Actually, if Keidan was living in New Zealand (or even Australia), she wouldn't have had to make that choice. She would receive the nine-week treatment regime that has been shown to be as effective as the 12-month course, but without the serious risk of heart failure posed by the longer treatment.
Yes, this is based on the small FinHer trial, but it's a trial nonetheless that's regarded as scientifically robust and has fully reported its results and methodology, unlike the three larger studies funded by Herceptin's maker, Roche. None of these has published individual results that would allow scientific scrutiny and peer review.

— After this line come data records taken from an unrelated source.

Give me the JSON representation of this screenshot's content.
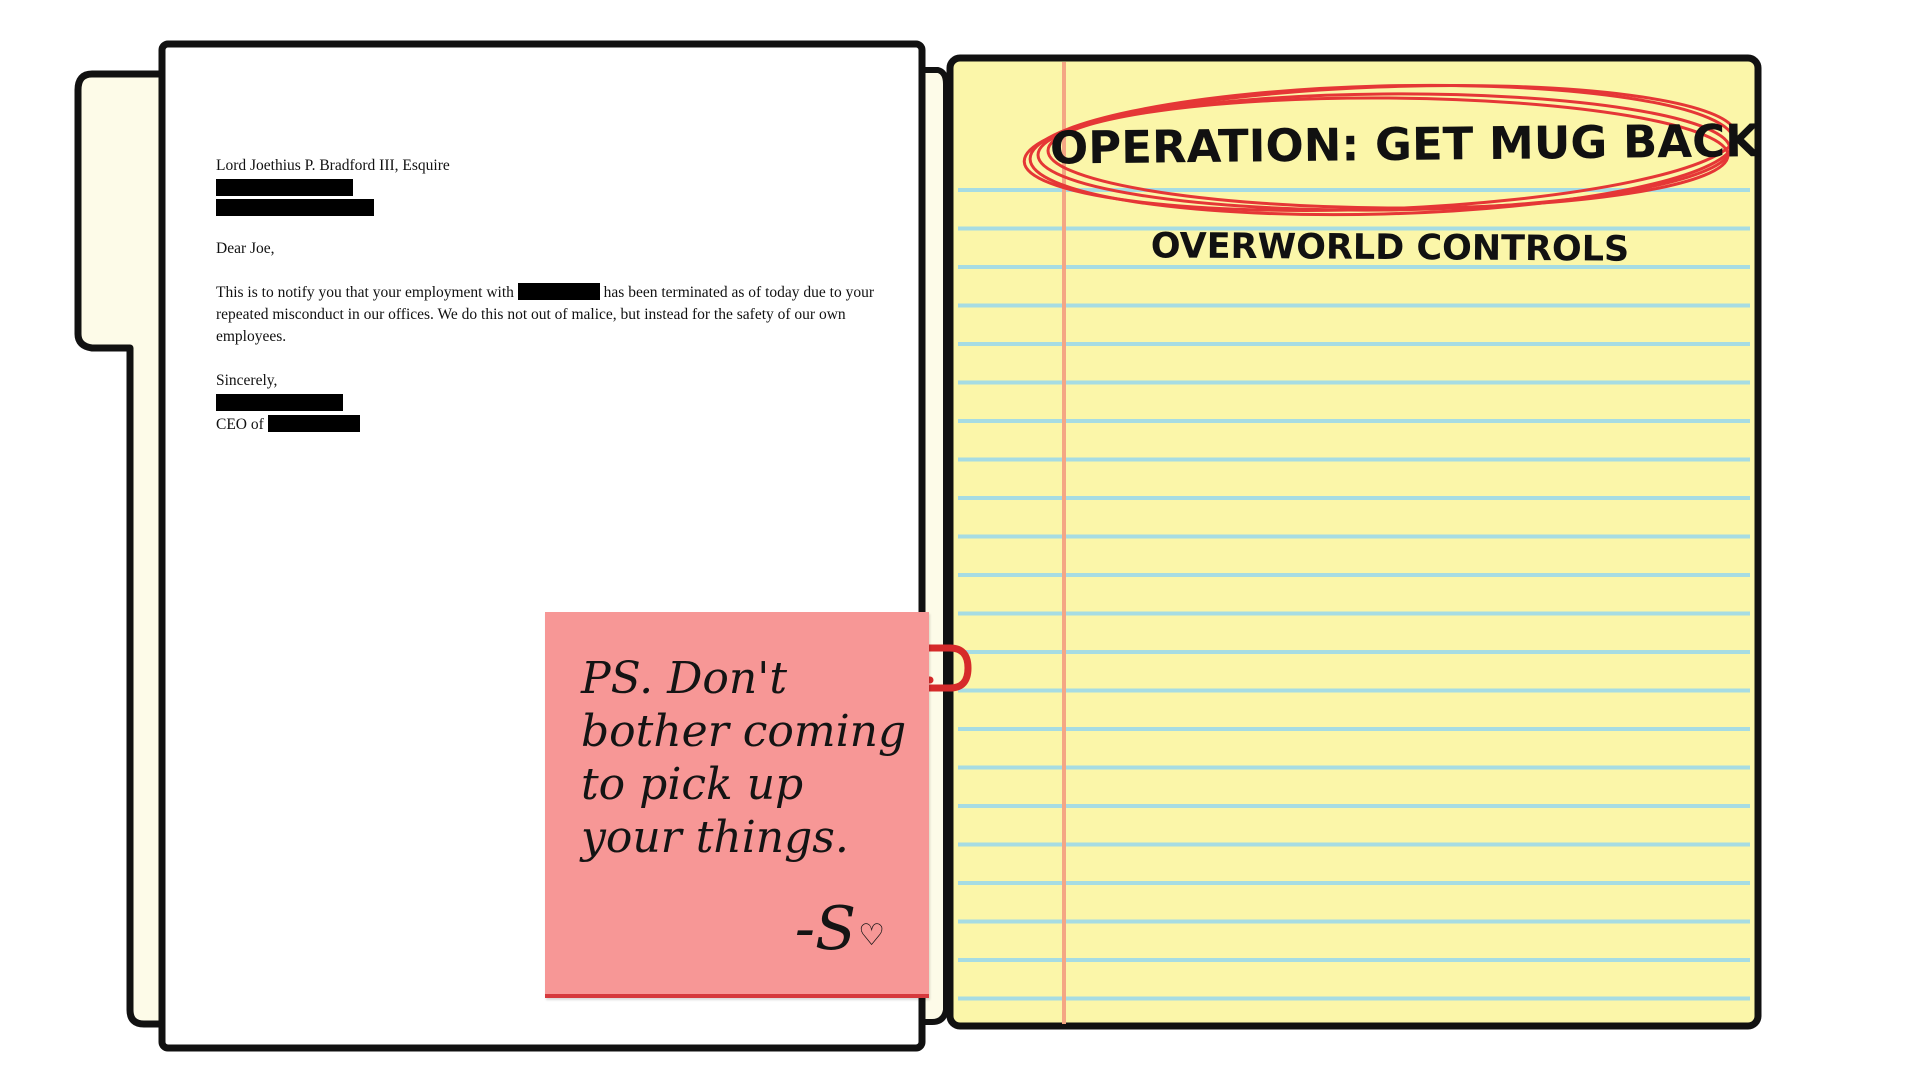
{
  "letter": {
    "recipient": "Lord Joethius P. Bradford III, Esquire",
    "greeting": "Dear Joe,",
    "body_part1": "This is to notify you that your employment with",
    "body_part2": "has been terminated as of today due to your repeated misconduct in our offices. We do this not out of malice, but instead for the safety of our own employees.",
    "closing": "Sincerely,",
    "ceo_prefix": "CEO of"
  },
  "sticky_note": {
    "lines": [
      "PS.  Don't",
      "bother coming",
      "to pick up",
      "your things."
    ],
    "signature": "-S",
    "heart_glyph": "♡",
    "color": "#f79796"
  },
  "legal_pad": {
    "title": "OPERATION: GET MUG BACK",
    "subtitle": "OVERWORLD CONTROLS",
    "paper_color": "#fbf6a9",
    "rule_color": "#a6dce3",
    "margin_color": "#f4a684",
    "circle_color": "#e53636"
  },
  "folder": {
    "tab_color": "#fdfbe8",
    "outline_color": "#111111"
  }
}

A recent article in the Lancet claimed that Herceptin as used throughout much of the world is much less effective than thought because important clinical data from 1000 women has been omitted from published results, resulting in "publication bias".
As the Lancet's editor Richard Horton has noted, some crucial data on side-effects was missing, and the fact that results from two of the three trials had been combined suggest "that neither trial alone would demonstrate a positive result".
Why does Roche push the 12-month regime? Why not nine weeks or even six months?
The answer seems obvious, but perhaps I'm a little too inclined to cynicism where drug companies are concerned.